En tant que tel, en ce qui concerne à la fois ce cas et le journalisme en général, il est impossible d'ignorer le rôle que la profession joue dans la sauvegarde de la démocratie. Par conséquent, chaque fois que les organismes d'application de la loi de l'état tentent de limiter ce droit, la CEDH leur rappelle toujours dans ses décisions que la protection des sources journalistiques est la pierre angulaire de la liberté de la presse (par exemple, dans le cas de Sanoma Uitgevers BV c Pays-Bas ).

Tribunaux lituaniens sont réticents à examiner les normes des droits de l'homme

Malheureusement, les arguments de la CEDH sont parfois ignorés, non seulement par les agents d'application de la loi, mais aussi par les juges lituaniens - qui sont obligés d'agir en conformité avec les décisions de l'ancienne cour. Lorsqu'on l'interroge sur sa décision, la juge qui a sanctionné l'utilisation des écoutes en dehors des heures de travail a déclaré que «la loi ne prévoit aucune exception pour interdire l'utilisation de ces mesures à l'encontre des journalistes». Elle a également ajouté que «l'action de procédure pris en dehors des heures de travail n'est pas extrêmement complexe et ne nécessite pas de compétences ou préparation spéciale».

Formellement, la juge n'a pas tort: le Code pénal ne contient pas d'instructions précises pour déterminer quelles personnes peuvent être mises sur écoute et, si oui, dans quelles circonstances particulières (la seule exception étant l'interdiction d'exploiter des conversations entre un suspect et son conseiller juridique).

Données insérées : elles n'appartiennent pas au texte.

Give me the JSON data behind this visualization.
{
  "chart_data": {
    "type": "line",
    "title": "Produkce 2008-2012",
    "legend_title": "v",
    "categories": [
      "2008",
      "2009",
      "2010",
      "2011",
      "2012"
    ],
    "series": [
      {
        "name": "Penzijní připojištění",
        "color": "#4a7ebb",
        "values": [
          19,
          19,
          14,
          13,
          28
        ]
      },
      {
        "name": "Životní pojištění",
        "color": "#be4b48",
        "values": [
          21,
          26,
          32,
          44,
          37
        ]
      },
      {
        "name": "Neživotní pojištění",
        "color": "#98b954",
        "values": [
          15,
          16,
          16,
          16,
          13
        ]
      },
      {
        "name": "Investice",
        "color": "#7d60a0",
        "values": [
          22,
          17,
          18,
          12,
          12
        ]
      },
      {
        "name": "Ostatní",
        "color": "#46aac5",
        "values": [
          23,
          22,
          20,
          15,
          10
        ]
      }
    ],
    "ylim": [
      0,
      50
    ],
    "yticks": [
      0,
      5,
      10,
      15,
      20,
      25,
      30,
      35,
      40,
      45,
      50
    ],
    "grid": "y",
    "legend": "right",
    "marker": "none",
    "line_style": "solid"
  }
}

D'une part, cela peut être considéré comme une faille dans la loi: elle ne prévoit qu'une protection très limitée des sources journalistiques - elle permet simplement aux journalistes de ne pas divulguer leurs sources lors de leur témoignage. En même temps, les journalistes ne bénéficient d'aucune protection supplémentaire lorsque l'action de procédure est prise pour divulguer ces sources, telles que la saisie de documents ou d'éléments d'actif, des perquisitions aux sièges ou la surveillance secrète par le biais de l'écoute électronique. En tant que telle, c'est une lacune qui peut et doit être éliminée.

D'autre part, le fait que la loi n'est pas complète est en soi une mauvaise excuse: un acte de droit ne peut espérer régler toutes les situations imaginables et c'est précisément pourquoi les juges ont le pouvoir discrétionnaire de prendre des décisions en tenant compte de toutes les circonstances - et leurs délibérations ne peuvent pas exclure les normes internationales des droits de l'homme établis par la CEDH.

Le point de vue exprimé par la juge – que la décision sur l'utilisation de mesures coercitives pour l'application de la loi n'est pas une question complexe - est dangereux. Lors de la détermination de savoir si elle restreint les droits fondamentaux, à la lumière de la nécessité d'assurer la sécurité publique, aucune décision n'est jamais simple ou ne peut être prise à la légère, tout simplement parce que le code juridique ne l'interdit pas expressément. Ce qui est écrit - ou ce qui est omis - dans un seul article d'un acte de droit ne peut pas devenir la seule considération des juges si ils doivent s'assurer que l'état n'abuse pas de son pouvoir contre l'individu ou de la société.

Cet article a été écrit par Karolis Liutkevičius, un juriste de IDDH, et publié dans Delfi.lt, un portail d'informations.